AWARE then posted a status on Facebook in response to the announcement, reiterating its opposition to additional benefits for NSmen. It argued that “every person deserves access to housing, education and healthcare, because these are basic requirements for human sustenance and social participation” and that “military service should not be held up as the single gold standard of citizen belonging”. The organisation also put forth the idea that the proposal might result in “different tiers of people with different social entitlements and worth.”.

The Facebook post also mentioned AWARE's stance against “any link between support for fundamental needs and an individual's status as an NSman, especially when the military may not be suitable for many people, regardless of their gender.”.

The post had garnered some negative feedback from netizens and had also made its way into mainstream news. Some had argued that AWARE was “jumping the gun”, that it lacked an “understanding of the need for NS” and that AWARE was not recognising the 2-year sacrifice of NSmen, being “compelled by law to sacrifice two years of their life to National Service”.

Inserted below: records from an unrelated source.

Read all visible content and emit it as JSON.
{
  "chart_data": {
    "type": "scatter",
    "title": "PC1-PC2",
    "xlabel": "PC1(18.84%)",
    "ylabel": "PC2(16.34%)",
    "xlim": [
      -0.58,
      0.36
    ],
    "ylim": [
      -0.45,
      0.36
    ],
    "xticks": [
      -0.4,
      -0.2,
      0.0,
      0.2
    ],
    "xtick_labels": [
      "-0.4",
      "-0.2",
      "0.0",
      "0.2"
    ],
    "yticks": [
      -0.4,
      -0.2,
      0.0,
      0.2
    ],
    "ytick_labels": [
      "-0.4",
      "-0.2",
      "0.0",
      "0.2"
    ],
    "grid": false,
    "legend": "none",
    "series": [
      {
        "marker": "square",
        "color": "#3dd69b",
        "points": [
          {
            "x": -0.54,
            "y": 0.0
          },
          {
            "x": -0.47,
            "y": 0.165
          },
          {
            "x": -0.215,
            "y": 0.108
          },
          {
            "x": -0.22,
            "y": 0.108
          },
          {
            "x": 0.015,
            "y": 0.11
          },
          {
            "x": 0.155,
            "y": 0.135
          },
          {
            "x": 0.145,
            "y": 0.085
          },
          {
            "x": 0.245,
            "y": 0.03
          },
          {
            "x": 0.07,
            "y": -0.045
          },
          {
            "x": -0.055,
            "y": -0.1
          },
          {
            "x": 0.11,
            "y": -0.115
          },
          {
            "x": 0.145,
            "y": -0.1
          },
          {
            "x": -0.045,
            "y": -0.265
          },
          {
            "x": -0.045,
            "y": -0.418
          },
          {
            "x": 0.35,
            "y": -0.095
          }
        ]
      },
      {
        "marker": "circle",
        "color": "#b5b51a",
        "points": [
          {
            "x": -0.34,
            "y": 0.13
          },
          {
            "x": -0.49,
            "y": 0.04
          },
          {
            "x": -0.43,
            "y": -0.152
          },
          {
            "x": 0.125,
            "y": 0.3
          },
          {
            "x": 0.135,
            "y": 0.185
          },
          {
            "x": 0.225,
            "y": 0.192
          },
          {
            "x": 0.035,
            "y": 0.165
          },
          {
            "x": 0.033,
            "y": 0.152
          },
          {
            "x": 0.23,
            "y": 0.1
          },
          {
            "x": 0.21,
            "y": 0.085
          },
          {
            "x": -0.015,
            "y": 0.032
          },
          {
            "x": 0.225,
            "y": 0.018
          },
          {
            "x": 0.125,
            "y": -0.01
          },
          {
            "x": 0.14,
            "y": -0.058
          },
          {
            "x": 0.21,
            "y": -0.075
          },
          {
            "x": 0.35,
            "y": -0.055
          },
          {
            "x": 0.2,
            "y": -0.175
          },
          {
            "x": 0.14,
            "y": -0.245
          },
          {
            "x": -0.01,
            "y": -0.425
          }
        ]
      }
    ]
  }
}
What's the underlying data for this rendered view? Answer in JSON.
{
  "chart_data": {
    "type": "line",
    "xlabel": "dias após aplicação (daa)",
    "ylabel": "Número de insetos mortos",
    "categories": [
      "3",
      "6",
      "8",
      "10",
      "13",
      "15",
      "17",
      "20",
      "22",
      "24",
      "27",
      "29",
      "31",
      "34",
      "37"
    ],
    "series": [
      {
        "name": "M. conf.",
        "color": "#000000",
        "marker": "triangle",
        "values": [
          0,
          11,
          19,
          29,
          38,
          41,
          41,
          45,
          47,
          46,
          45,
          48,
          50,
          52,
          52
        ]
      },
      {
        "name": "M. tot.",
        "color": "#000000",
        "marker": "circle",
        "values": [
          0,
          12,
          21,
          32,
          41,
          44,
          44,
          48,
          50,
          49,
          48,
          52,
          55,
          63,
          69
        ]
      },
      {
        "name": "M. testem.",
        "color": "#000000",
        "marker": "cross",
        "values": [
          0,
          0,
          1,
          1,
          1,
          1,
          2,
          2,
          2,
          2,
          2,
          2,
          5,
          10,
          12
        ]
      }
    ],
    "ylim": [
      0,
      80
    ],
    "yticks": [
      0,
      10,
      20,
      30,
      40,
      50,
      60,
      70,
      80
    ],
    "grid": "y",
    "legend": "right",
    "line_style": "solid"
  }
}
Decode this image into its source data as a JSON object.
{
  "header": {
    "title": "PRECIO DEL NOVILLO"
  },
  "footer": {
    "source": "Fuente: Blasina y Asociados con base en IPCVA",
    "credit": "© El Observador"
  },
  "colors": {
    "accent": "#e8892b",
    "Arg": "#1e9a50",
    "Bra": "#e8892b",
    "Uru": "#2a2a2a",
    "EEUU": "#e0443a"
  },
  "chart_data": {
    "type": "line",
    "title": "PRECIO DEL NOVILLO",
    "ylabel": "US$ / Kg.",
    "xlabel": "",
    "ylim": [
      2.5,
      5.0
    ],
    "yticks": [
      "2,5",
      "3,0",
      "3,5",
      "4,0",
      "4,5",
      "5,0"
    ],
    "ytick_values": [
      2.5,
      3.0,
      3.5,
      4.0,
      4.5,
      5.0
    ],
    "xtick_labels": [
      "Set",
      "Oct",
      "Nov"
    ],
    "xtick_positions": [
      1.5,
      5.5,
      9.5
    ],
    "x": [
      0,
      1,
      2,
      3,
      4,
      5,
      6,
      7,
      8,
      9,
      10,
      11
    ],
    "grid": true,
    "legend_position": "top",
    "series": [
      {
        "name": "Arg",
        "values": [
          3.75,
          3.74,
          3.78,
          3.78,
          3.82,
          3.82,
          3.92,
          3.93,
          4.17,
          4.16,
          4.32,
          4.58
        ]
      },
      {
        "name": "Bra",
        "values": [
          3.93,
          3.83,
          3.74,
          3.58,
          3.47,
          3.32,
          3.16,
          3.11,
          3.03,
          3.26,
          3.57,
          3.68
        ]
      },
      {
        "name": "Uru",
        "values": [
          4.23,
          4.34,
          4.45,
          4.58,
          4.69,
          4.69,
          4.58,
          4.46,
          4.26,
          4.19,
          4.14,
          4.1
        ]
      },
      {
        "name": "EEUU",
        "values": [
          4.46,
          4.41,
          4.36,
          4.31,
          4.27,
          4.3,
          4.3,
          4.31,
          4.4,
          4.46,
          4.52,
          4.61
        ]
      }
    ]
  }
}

However, there were other netizens who expressed more measured responses, clarifying that AWARE was not against compensation for NSmen as a whole, but more specifically, the form of compensation that Minister Ng was proposing. One netizen also attempted to address the argument that AWARE should not “interfere” in issues of security, arguing that “women contribute to security in other ways, such as working and contributing to the economy, which supports the military, they take responsibility in other ways that are not easily seen or heard.”